My name is Mary and I am a procrastinator.
Procrastinate: vi to defer action; to put off what should be done immediately. n procrastination.
The way it goes is as follows. I sit at my desk to write. I check my emails, reply to anything urgent. I take a quick look at some of the blogs I follow. I leave a comment, like and share. It seems rude not to like and share and it only adds a few seconds to the time already spent reading and commenting. After another quick check of my emails I resolutely close down the programme.
I open the WIP file, realise I’ve finished my coffee and nip downstairs to make a fresh one. I notice the kitchen floor needs sweeping so do that while waiting for the kettle to boil – then realise it really needs to be properly mopped. And the load of washing is finished, which I should hang out.

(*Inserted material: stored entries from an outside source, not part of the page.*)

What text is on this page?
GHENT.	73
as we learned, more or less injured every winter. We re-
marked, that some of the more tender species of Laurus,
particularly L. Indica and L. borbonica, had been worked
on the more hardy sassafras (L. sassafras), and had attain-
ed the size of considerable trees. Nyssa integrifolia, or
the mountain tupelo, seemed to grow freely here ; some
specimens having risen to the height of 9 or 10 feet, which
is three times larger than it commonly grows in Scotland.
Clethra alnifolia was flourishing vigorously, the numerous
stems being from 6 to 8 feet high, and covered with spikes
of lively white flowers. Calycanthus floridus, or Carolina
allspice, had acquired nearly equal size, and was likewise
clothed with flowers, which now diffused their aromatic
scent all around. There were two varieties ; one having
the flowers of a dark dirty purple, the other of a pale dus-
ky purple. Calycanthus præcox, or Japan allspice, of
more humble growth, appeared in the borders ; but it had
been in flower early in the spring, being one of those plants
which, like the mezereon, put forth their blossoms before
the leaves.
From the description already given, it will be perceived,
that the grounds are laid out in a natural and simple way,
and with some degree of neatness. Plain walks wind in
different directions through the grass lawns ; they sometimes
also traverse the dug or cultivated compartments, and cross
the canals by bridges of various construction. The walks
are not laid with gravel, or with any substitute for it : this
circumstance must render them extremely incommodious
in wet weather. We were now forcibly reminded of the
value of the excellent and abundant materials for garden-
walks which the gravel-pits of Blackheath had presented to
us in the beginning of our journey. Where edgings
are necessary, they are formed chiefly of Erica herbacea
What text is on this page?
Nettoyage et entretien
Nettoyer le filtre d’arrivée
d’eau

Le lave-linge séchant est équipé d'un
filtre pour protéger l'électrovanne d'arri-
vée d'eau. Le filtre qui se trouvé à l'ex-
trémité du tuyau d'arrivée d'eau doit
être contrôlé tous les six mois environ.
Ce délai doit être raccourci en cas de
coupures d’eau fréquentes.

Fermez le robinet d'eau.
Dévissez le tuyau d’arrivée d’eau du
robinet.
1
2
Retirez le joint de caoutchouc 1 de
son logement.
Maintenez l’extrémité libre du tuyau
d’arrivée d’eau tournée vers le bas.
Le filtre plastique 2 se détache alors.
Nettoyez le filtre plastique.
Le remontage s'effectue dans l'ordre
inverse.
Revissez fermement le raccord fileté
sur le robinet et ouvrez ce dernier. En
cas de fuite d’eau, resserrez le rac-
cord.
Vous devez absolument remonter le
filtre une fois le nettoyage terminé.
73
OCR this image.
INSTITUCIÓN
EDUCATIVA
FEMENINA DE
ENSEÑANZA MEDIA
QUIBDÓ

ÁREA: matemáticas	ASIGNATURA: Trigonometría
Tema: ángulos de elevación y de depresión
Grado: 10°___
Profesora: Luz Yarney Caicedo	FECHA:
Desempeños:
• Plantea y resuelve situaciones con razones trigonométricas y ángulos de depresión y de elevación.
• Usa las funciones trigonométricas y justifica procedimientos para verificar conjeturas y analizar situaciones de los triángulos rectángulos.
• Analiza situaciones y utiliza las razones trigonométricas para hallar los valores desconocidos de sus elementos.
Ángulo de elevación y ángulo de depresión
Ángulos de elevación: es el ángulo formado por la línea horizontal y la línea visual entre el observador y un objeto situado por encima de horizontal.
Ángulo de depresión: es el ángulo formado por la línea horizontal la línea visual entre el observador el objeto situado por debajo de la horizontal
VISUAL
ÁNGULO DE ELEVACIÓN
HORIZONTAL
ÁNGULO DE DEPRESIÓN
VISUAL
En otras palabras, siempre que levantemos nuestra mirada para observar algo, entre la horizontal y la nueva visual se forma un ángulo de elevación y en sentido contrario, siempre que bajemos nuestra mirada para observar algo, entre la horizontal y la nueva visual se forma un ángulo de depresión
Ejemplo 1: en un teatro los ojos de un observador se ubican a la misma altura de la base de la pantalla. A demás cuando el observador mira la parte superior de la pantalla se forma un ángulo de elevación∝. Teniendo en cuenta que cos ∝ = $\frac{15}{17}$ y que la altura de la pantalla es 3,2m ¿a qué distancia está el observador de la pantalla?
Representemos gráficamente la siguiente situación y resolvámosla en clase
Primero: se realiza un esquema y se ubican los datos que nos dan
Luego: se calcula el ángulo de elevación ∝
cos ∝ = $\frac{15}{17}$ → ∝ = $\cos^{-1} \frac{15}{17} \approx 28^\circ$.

Back at my desk I switch on Outlook just to check no urgent emails have come in, clear out the spam – seems to be an awful lot of invitations to subscribe to funeral plans which make wonder if someone knows something I don’t, in which case I should make the most of the time left to me. Resolutely close down email programme and, oh, look, it’s almost lunchtime and so it goes – and that’s without admitting to the time spent playing spider solitaire.
I’m glad to know I’m not alone in needing help with my procrastination problem. Recently my writers’ group had a session on this very topic – and almost everyone confessed. Various helpful strategies were described and advocated by those who had tried them and found they worked. They included the Pomodoro Technique, scheduling a fixed length of time each day or even a 500-word-a-day spreadsheet.
I decided on the spreadsheet with a target of 500 words a day. It was duly sent to me – a truly magnificent piece of work which added up each day’s words and showed how far ahead or target I was, or how far behind. I started off really well but began to feel a bit uneasy. I’m a freelance journalist – but did the commissioned 800-word article count? No, the group decided – that was cheating. What about the words written for my blog? That was okay but definitely not words written for work.
Some days, I write a lot for work, usually after interviewing someone or carrying out research and struggle to fit in time to write another 500 words. Or, I might be working on a poem – definitely not 500 words. I was beginning to feel like a failure.
Someone suggested setting a timer for 15 minutes. This idea is based on an ebook called The 15 Minute Writer, based on the premise that everyone can manage to find 15 minutes in which to write – it’s only a couple of games of spider solitaire, after all.
It has been wonderful. If, as usually happens, by the time the timer goes off, I’m immersed in what I’m doing, I can carry on. If it’s a struggle, at least I’ve done the 15 minutes – and earned a break.
The other thing which helps is that we all report back on our success or failure each time the group meets – that’s a huge incentive to get writing.
How about others? Do you sit at your work space and write without any procrastination? Or, do you find washing the kitchen floor suddenly holds great appeal, or walking the dog even though it’s raining? Did you find a way to overcome the problem?